A Seville native who grew up loving the fair, Fernández started working as a designer in 2012 alongside fellow couturier Manuel Jurado, and from the start he knew he wanted to make flamenco dresses.

For him, it is a unique regional costume “that evolves with fashion and the only one which incorporates new trends,” he says with pride.

The garment has its roots in so-called “majo” costumes “worn by working class people” in Spain in the late 18th and early 19th centuries and often captured in the paintings of Spanish master Goya, explained anthropologist Rosa María Martínez Moreno, who wrote a book called “El Traje de Flamenca (“The Flamenco Dress”).

With the start of the Seville fairs in the middle of the 19th century, the style began to be adopted by the wealthy classes at a time when there was a pushback against all things French, including its aristocratic fashions.

READ ALSO: A guide to Seville’s Feria de Abril in 2024

Thrown into the mix was the dress of the gypsy women who sold doughnuts at the fair and who wore dresses and skirts adorned with ruffles.

By the 20th century, the flamenco dress had evolved into its current form and become popular, thanks largely to the growth of flamenco as an art form and the expansion of schools teaching this Andalusian dance form, which women often learn to perform at the fairs, Martinez Moreno said.

Springtime is their heyday as towns and cities across the southern Andalusia region hold their annual ferias. (Photo by CRISTINA QUICLER / AFP)

Image of Spain

During the 1960s, the dictatorship of General Francisco Franco set out to “sell Spain as a tourist attraction” and to do so used “popular stereotypes” such as the flamenco dress which “began to be recognised as the image of Spanishness” abroad, she adds.

READ ALSO: How Spain became a cheap mass tourism destination

In recent years Andalusian dress has inspired big name designers such as Christian Dior, who in 2022 showcased a new collection in Seville’s iconic Plaza de España.

Fernández says the sector in Seville has become more professional with designers who follow “the trends from Paris and Milan”, and who have since 1995 staged a yearly international flamenco fashion show in the city.

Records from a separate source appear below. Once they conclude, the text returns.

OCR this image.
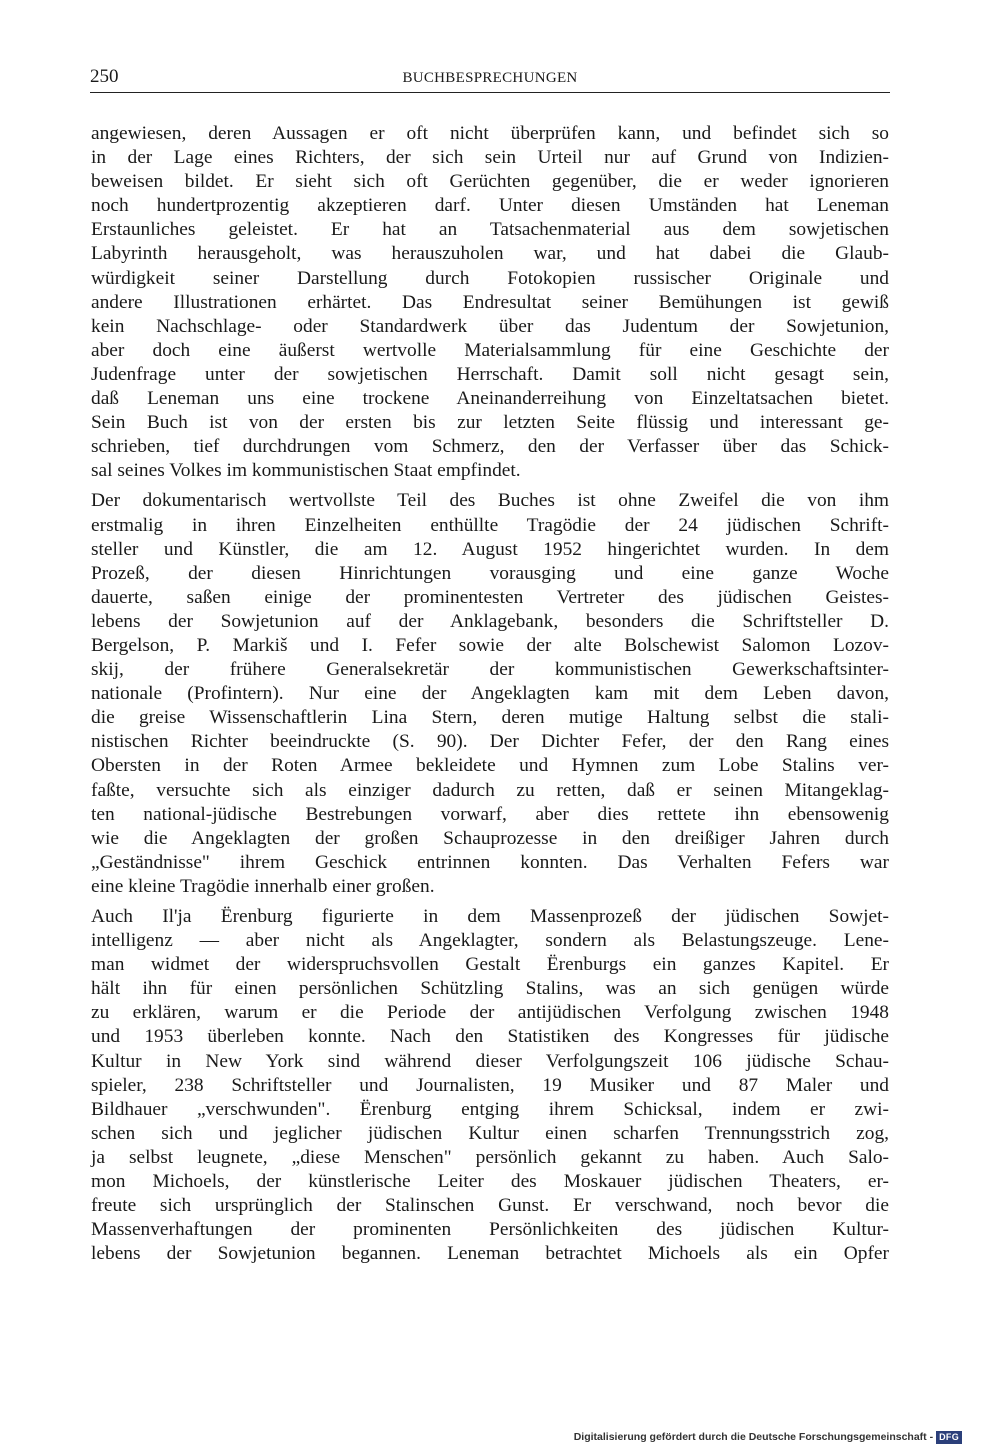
250	BUCHBESPRECHUNGEN

angewiesen, deren Aussagen er oft nicht überprüfen kann, und befindet sich so
in der Lage eines Richters, der sich sein Urteil nur auf Grund von Indizien-
beweisen bildet. Er sieht sich oft Gerüchten gegenüber, die er weder ignorieren
noch hundertprozentig akzeptieren darf. Unter diesen Umständen hat Leneman
Erstaunliches geleistet. Er hat an Tatsachenmaterial aus dem sowjetischen
Labyrinth herausgeholt, was herauszuholen war, und hat dabei die Glaub-
würdigkeit seiner Darstellung durch Fotokopien russischer Originale und
andere Illustrationen erhärtet. Das Endresultat seiner Bemühungen ist gewiß
kein Nachschlage- oder Standardwerk über das Judentum der Sowjetunion,
aber doch eine äußerst wertvolle Materialsammlung für eine Geschichte der
Judenfrage unter der sowjetischen Herrschaft. Damit soll nicht gesagt sein,
daß Leneman uns eine trockene Aneinanderreihung von Einzeltatsachen bietet.
Sein Buch ist von der ersten bis zur letzten Seite flüssig und interessant ge-
schrieben, tief durchdrungen vom Schmerz, den der Verfasser über das Schick-
sal seines Volkes im kommunistischen Staat empfindet.

Der dokumentarisch wertvollste Teil des Buches ist ohne Zweifel die von ihm
erstmalig in ihren Einzelheiten enthüllte Tragödie der 24 jüdischen Schrift-
steller und Künstler, die am 12. August 1952 hingerichtet wurden. In dem
Prozeß, der diesen Hinrichtungen vorausging und eine ganze Woche
dauerte, saßen einige der prominentesten Vertreter des jüdischen Geistes-
lebens der Sowjetunion auf der Anklagebank, besonders die Schriftsteller D.
Bergelson, P. Markiš und I. Fefer sowie der alte Bolschewist Salomon Lozov-
skij, der frühere Generalsekretär der kommunistischen Gewerkschaftsinter-
nationale (Profintern). Nur eine der Angeklagten kam mit dem Leben davon,
die greise Wissenschaftlerin Lina Stern, deren mutige Haltung selbst die stali-
nistischen Richter beeindruckte (S. 90). Der Dichter Fefer, der den Rang eines
Obersten in der Roten Armee bekleidete und Hymnen zum Lobe Stalins ver-
faßte, versuchte sich als einziger dadurch zu retten, daß er seinen Mitangeklag-
ten national-jüdische Bestrebungen vorwarf, aber dies rettete ihn ebensowenig
wie die Angeklagten der großen Schauprozesse in den dreißiger Jahren durch
„Geständnisse" ihrem Geschick entrinnen konnten. Das Verhalten Fefers war
eine kleine Tragödie innerhalb einer großen.

Auch Il'ja Ërenburg figurierte in dem Massenprozeß der jüdischen Sowjet-
intelligenz — aber nicht als Angeklagter, sondern als Belastungszeuge. Lene-
man widmet der widerspruchsvollen Gestalt Ërenburgs ein ganzes Kapitel. Er
hält ihn für einen persönlichen Schützling Stalins, was an sich genügen würde
zu erklären, warum er die Periode der antijüdischen Verfolgung zwischen 1948
und 1953 überleben konnte. Nach den Statistiken des Kongresses für jüdische
Kultur in New York sind während dieser Verfolgungszeit 106 jüdische Schau-
spieler, 238 Schriftsteller und Journalisten, 19 Musiker und 87 Maler und
Bildhauer „verschwunden". Ërenburg entging ihrem Schicksal, indem er zwi-
schen sich und jeglicher jüdischen Kultur einen scharfen Trennungsstrich zog,
ja selbst leugnete, „diese Menschen" persönlich gekannt zu haben. Auch Salo-
mon Michoels, der künstlerische Leiter des Moskauer jüdischen Theaters, er-
freute sich ursprünglich der Stalinschen Gunst. Er verschwand, noch bevor die
Massenverhaftungen der prominenten Persönlichkeiten des jüdischen Kultur-
lebens der Sowjetunion begannen. Leneman betrachtet Michoels als ein Opfer

Digitalisierung gefördert durch die Deutsche Forschungsgemeinschaft - DFG
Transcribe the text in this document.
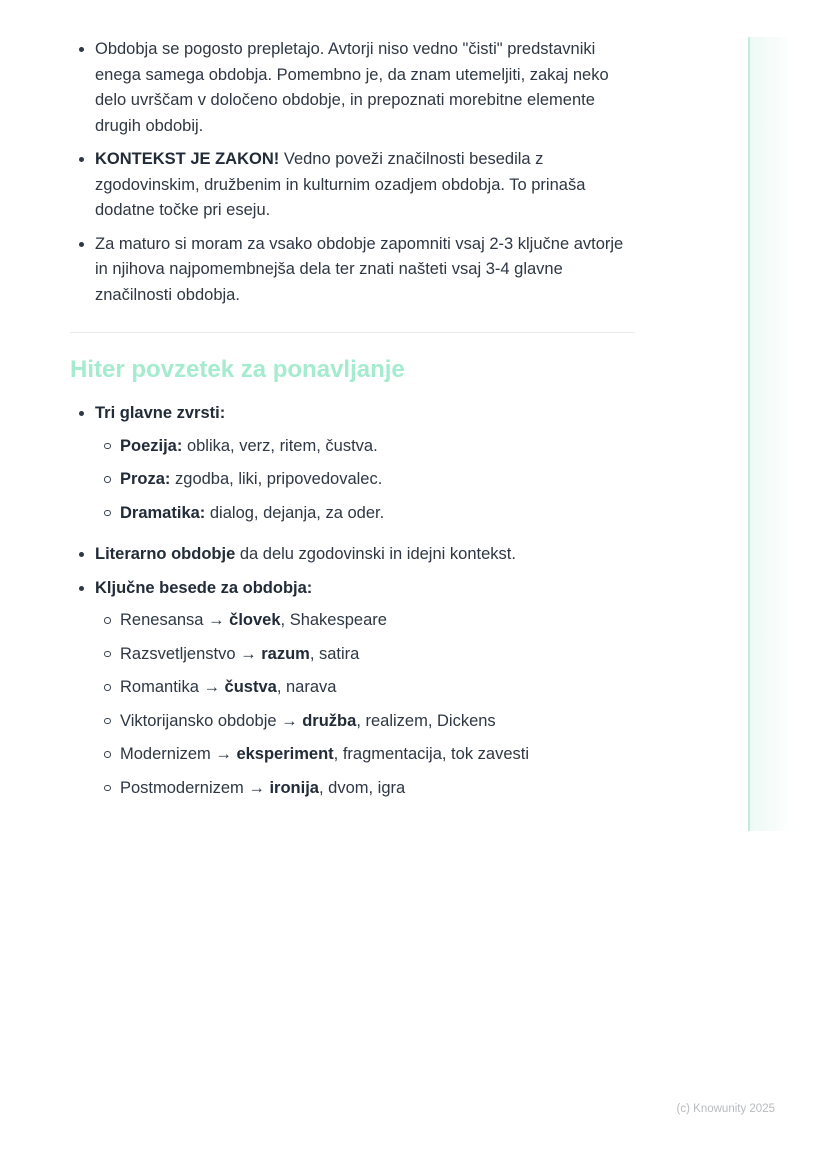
Obdobja se pogosto prepletajo. Avtorji niso vedno "čisti" predstavniki enega samega obdobja. Pomembno je, da znam utemeljiti, zakaj neko delo uvrščam v določeno obdobje, in prepoznati morebitne elemente drugih obdobij.
KONTEKST JE ZAKON! Vedno poveži značilnosti besedila z zgodovinskim, družbenim in kulturnim ozadjem obdobja. To prinaša dodatne točke pri eseju.
Za maturo si moram za vsako obdobje zapomniti vsaj 2-3 ključne avtorje in njihova najpomembnejša dela ter znati našteti vsaj 3-4 glavne značilnosti obdobja.
Hiter povzetek za ponavljanje
Tri glavne zvrsti:
Poezija: oblika, verz, ritem, čustva.
Proza: zgodba, liki, pripovedovalec.
Dramatika: dialog, dejanja, za oder.
Literarno obdobje da delu zgodovinski in idejni kontekst.
Ključne besede za obdobja:
Renesansa → človek, Shakespeare
Razsvetljenstvo → razum, satira
Romantika → čustva, narava
Viktorijansko obdobje → družba, realizem, Dickens
Modernizem → eksperiment, fragmentacija, tok zavesti
Postmodernizem → ironija, dvom, igra
(c) Knowunity 2025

An outfit from an atelier like the one Fernández runs can range from several hundred euros to over one thousand.

But there are cheaper options today in an era where fashion has become more accessible.

That is a relief for women like Cuaresma, who says she usually buys “at least” one flamenco dress each year because for the fair, or at least the opening day, “we don’t like to repeat” the same outfit worn in previous years.